Mais l’étymologie ne dit pas ce qu’est le sujet en tant qu’être. C’est-à-dire qui suis-je, moi, en tant qu’individu ? Cette question métaphysique nous préoccupera dans ce cours. Elle consiste à définir l’expression « être soi-même », très à la mode dans le langage courant.
La philosophie pose les questions suivantes :
- existe-t-il réellement un « moi-même », cette identité que je revendique fièrement ?
- Si elle existe, cette identité est-elle immuable ?
- Et est-elle nichée en moi ou n’est-elle qu’une apparence extérieure ?
Pour répondre à ces questions, nous essaierons de comprendre ce que l’opinion entend par « être soi-même ». Serait-ce être naturel, comme on l’entend souvent ? Ou plutôt faire preuve d’esprit critique et penser par soi-même ? Nous verrons ensuite que la réalité du moi est difficile à définir. Elle a constamment été remise en question jusqu’à admettre que l’identité du sujet pensant est en fait multiple et changeante.

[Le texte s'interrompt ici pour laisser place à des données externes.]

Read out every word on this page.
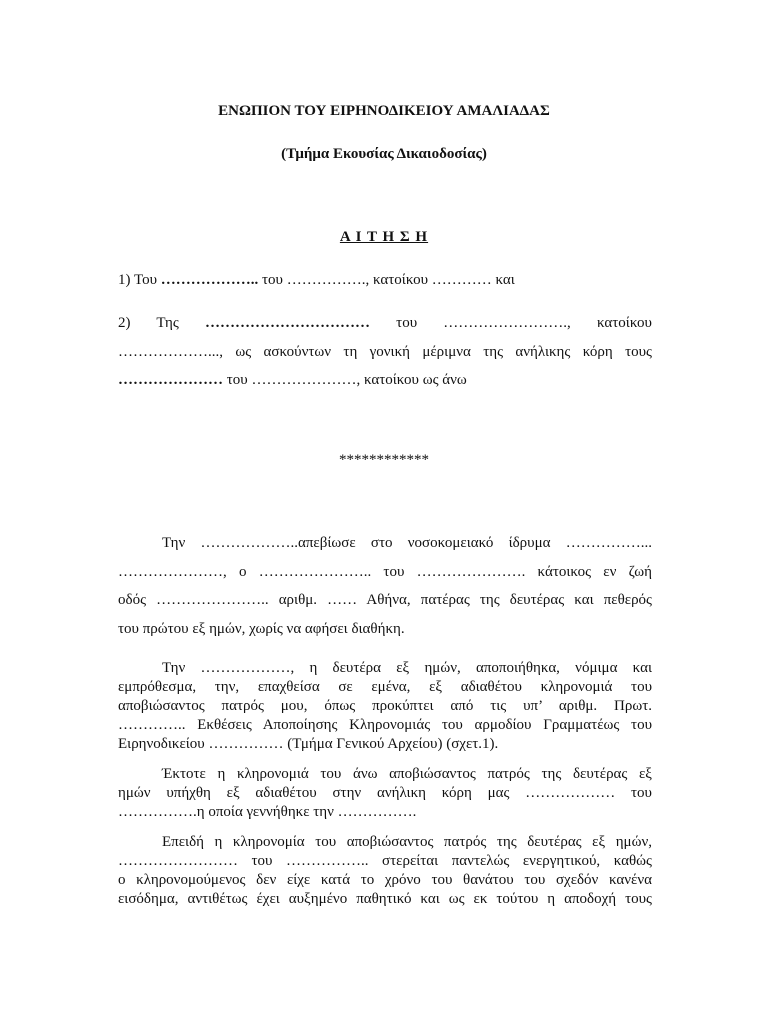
ΕΝΩΠΙΟΝ ΤΟΥ ΕΙΡΗΝΟΔΙΚΕΙΟΥ ΑΜΑΛΙΑΔΑΣ
(Τμήμα Εκουσίας Δικαιοδοσίας)
Α Ι Τ Η Σ Η
1) Του ……………….. του ……………., κατοίκου ………… και
2) Της …………………………… του ……………………., κατοίκου
………………..., ως ασκούντων τη γονική μέριμνα της ανήλικης κόρη τους
………………… του …………………, κατοίκου ως άνω
************
Την ………………..απεβίωσε στο νοσοκομειακό ίδρυμα ……………...
…………………, ο ………………….. του …………………. κάτοικος εν ζωή
οδός ………………….. αριθμ. …… Αθήνα, πατέρας της δευτέρας και πεθερός
του πρώτου εξ ημών, χωρίς να αφήσει διαθήκη.
Την ………………, η δευτέρα εξ ημών, αποποιήθηκα, νόμιμα και
εμπρόθεσμα, την, επαχθείσα σε εμένα, εξ αδιαθέτου κληρονομιά του
αποβιώσαντος πατρός μου, όπως προκύπτει από τις υπ’ αριθμ. Πρωτ.
………….. Εκθέσεις Αποποίησης Κληρονομιάς του αρμοδίου Γραμματέως του
Ειρηνοδικείου …………… (Τμήμα Γενικού Αρχείου) (σχετ.1).
Έκτοτε η κληρονομιά του άνω αποβιώσαντος πατρός της δευτέρας εξ
ημών υπήχθη εξ αδιαθέτου στην ανήλικη κόρη μας ……………… του
…………….η οποία γεννήθηκε την …………….
Επειδή η κληρονομία του αποβιώσαντος πατρός της δευτέρας εξ ημών,
…………………… του …………….. στερείται παντελώς ενεργητικού, καθώς
ο κληρονομούμενος δεν είχε κατά το χρόνο του θανάτου του σχεδόν κανένα
εισόδημα, αντιθέτως έχει αυξημένο παθητικό και ως εκ τούτου η αποδοχή τους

« Être soi-même », un désir commun aux hommes
« Être soi-même », un désir commun aux hommes
La quête identitaire
La quête identitaire
Notre carte d’identité indique qui nous sommes avec notre nom, nos date et lieu de naissance, et des critères d’identification physique, comme notre taille. Néanmoins, ces quelques données nous paraissent insuffisantes, et nous cherchons à en savoir davantage sur nous-mêmes.
Le sujet selon Descartes
Dans la première moitié du XVIIe siècle, Descartes donne une définition universelle du sujet, valable pour tous les humains. Scientifique avant tout, Descartes cherche un postulat de départ incontestable sur lequel bâtir ses théories. Le seul élément indiscutable auquel il parvient est qu’il est sûr de penser.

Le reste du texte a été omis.